A golfer walking into a shop in search of a new putter faces many choices regarding shaft length, club head shape, offset, loft and other considerations. With respect to the point at which the shaft attaches to the head, however, there are two main options: center-shafted putters and heel-shafted putters.
While center-shafted putters have long been legal in the United States, they were banned in Great Britain in 1909. In 1951, the sport’s two main governing bodies -- the United States Golf Association and Britain’s Royal & Ancient Club -- agreed to standardize the Rules of Golf and made center-shafted putters legal worldwide. All other golf clubs must have shafts that attach to the club head at or near the heel.

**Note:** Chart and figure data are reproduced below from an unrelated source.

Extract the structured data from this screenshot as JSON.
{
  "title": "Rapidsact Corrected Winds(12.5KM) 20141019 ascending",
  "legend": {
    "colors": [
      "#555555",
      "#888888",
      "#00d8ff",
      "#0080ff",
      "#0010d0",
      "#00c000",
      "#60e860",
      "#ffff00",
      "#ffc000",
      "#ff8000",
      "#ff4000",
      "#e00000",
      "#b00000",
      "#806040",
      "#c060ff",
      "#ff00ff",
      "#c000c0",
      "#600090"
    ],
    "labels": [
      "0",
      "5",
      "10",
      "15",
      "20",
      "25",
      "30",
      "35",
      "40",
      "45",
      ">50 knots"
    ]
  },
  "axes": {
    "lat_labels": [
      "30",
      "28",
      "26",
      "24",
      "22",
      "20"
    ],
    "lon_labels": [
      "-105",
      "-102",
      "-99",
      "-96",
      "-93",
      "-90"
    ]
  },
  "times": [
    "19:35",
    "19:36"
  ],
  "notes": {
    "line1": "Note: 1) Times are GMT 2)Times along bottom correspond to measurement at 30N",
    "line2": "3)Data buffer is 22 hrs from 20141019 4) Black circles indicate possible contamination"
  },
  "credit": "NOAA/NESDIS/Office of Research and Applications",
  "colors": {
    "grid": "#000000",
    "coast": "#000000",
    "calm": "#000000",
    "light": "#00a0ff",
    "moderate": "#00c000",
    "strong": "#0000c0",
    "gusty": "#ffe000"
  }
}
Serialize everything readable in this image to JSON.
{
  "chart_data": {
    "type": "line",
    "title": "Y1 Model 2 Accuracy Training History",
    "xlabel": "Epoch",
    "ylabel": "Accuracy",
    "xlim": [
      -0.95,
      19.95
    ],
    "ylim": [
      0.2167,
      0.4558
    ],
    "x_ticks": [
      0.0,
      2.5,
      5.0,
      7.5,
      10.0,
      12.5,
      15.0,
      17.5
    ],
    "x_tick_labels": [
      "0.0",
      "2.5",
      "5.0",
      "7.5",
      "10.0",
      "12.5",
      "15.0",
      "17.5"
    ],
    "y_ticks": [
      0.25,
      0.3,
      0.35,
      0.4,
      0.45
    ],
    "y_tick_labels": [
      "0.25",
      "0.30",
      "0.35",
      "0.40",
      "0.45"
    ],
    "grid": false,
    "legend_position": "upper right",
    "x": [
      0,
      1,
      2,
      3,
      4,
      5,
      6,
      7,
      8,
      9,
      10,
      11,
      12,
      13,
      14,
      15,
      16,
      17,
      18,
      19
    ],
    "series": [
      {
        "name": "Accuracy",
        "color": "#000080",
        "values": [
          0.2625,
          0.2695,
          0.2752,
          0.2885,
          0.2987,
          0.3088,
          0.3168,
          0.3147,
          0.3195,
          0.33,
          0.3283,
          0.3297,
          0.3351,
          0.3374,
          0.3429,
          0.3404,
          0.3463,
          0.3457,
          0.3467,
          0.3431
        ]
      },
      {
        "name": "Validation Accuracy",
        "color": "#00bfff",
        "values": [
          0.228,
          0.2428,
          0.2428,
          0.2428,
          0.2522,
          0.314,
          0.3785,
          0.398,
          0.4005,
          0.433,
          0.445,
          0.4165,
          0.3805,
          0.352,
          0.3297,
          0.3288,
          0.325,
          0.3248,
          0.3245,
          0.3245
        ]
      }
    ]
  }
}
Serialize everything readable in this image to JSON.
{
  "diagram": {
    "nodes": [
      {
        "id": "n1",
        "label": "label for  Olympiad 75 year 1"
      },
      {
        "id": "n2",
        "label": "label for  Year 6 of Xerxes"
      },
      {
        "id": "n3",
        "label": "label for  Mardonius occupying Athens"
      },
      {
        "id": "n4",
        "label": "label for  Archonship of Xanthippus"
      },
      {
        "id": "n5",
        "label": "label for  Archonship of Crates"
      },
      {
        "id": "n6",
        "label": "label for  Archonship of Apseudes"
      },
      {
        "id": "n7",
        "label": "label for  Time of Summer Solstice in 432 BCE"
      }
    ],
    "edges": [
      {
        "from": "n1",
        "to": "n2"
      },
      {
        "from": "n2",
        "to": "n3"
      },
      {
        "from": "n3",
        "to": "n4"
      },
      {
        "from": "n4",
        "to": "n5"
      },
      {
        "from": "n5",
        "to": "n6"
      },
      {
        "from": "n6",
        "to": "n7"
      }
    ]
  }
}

Club fitters typically recommend a player choose a putter that suits his putting style. Most center-shafted putters are face-balanced, with equal amounts of weight in the club head’s heel and toe. This type of club suits a player who keeps his eyes directly above the ball, takes the club straight back and swings straight through the ball. Players who employ this style try to keep the club head square from the beginning of the stroke to the end. It’s easier to keep a center-shafted, face-balanced club head from drifting right or left when hitting straight through the ball. To make certain a putter is face balanced, balance it on your finger, roughly 6 inches from the club head. If the club face remains horizontal, it’s face-balanced.
Players who putt using the arc method may be better off with a toe-weighted putter. This style requires the golfer to pull the club a bit inside the target line on the backswing. The player returns to a square position at impact, then follows through by again moving the club inside the target line to complete the arc. To determine whether a putter is toe-weighted, repeat the balancing experiment from the previous section. If the putter is toe-weighted, the toe will dip down to the ground at about a 45-degree angle.
Heel-shafted putters are more common on the PGA Tour, but plenty of pros use the center-shafted variety, particularly those who swing long putters or belly putters. Many tour pros find a center-shafted putter helps them align the ball properly, according to “Golf Digest.” Additionally, some pros feel that a face-balanced putter is easier to square up at impact.